Read more: KP reports new polio case, total in Pakistan rises to 30
That sincerity is visible in the work of frontline health workers and community volunteers like Shahid Khan, the unsung heroes who brave harsh weather conditions, long distances and sometimes hostility to protect the next generation.
Shafi Ullah Khan, coordinator of the Emergency Operations Center (EOC-KP), said the province is seeing encouraging results. “There has been a drastic decrease in denial cases,” he said. “That reflects the commitment of our teams and the government. Our vision is a polio-free Pakistan and Pakistan, but it requires all citizens and the media to play their part.”
For more than three decades, Pakistan has been at the forefront of one of the world’s most ambitious public health campaigns: the fight to end polio. What began as a global dream to protect all children from paralysis has become a deeply local fight fought in narrow alleys, steep mountains, and overcrowded refugee settlements.
The results speak for themselves. In 2025, Pakistan reported 30 cases of polio nationwide (19 from KP), representing an 80 percent drop from 2019. From hundreds of cases annually in the early 1990s to just a handful today, the country has reduced polio by more than 99 percent.

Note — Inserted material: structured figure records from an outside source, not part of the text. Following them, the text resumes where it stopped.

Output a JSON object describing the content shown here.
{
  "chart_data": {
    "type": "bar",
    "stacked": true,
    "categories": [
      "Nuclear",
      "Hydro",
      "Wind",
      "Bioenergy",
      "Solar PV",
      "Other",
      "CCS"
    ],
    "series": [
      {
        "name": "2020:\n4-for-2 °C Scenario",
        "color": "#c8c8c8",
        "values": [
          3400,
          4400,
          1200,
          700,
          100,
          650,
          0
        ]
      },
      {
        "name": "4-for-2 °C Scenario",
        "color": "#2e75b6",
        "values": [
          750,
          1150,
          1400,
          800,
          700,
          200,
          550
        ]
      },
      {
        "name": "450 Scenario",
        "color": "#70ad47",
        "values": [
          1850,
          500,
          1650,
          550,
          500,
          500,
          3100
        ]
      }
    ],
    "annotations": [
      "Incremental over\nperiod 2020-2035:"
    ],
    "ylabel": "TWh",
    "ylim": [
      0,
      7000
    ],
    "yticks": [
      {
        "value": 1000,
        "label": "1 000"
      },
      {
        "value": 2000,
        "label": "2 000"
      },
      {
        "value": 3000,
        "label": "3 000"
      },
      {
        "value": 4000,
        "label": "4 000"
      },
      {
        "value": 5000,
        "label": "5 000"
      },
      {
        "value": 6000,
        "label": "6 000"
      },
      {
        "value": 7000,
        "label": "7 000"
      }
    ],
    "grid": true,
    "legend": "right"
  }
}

Behind each of those drops are thousands of vaccinators, many of them women, who walk from house to house carrying hopes of salvation in small vials.

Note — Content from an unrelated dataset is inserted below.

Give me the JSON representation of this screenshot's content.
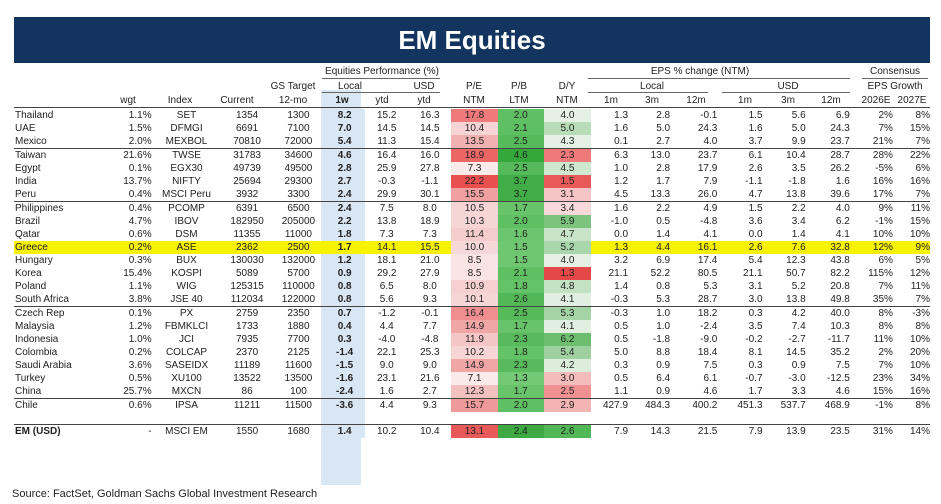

However, as health experts warn, the final stretch is always the most difficult. Sporadic detections of the virus in wastewater samples remind authorities that polio remains a step forward where sanitation is poor and awareness is low. “Even one case means the virus is circulating,” a health official said. “We cannot relax until there is no detection, not just zero cases.”
Still, there are reasons for optimism. Across Pakistan, communities, clerics, teachers and journalists are coming together to dispel myths and build trust. Religious leaders are now addressing minbar and mehrab vaccination, encouraging parents to open their doors to health workers. “Every mother’s decision to get vaccinated is an act of patriotism,” a local imam said during a Friday sermon.
In the end, ending polio is more than a medical goal: it is a moral goal. It is about fulfilling the promise that no child, anywhere in Pakistan, will again be crippled by a disease the world knows how to prevent.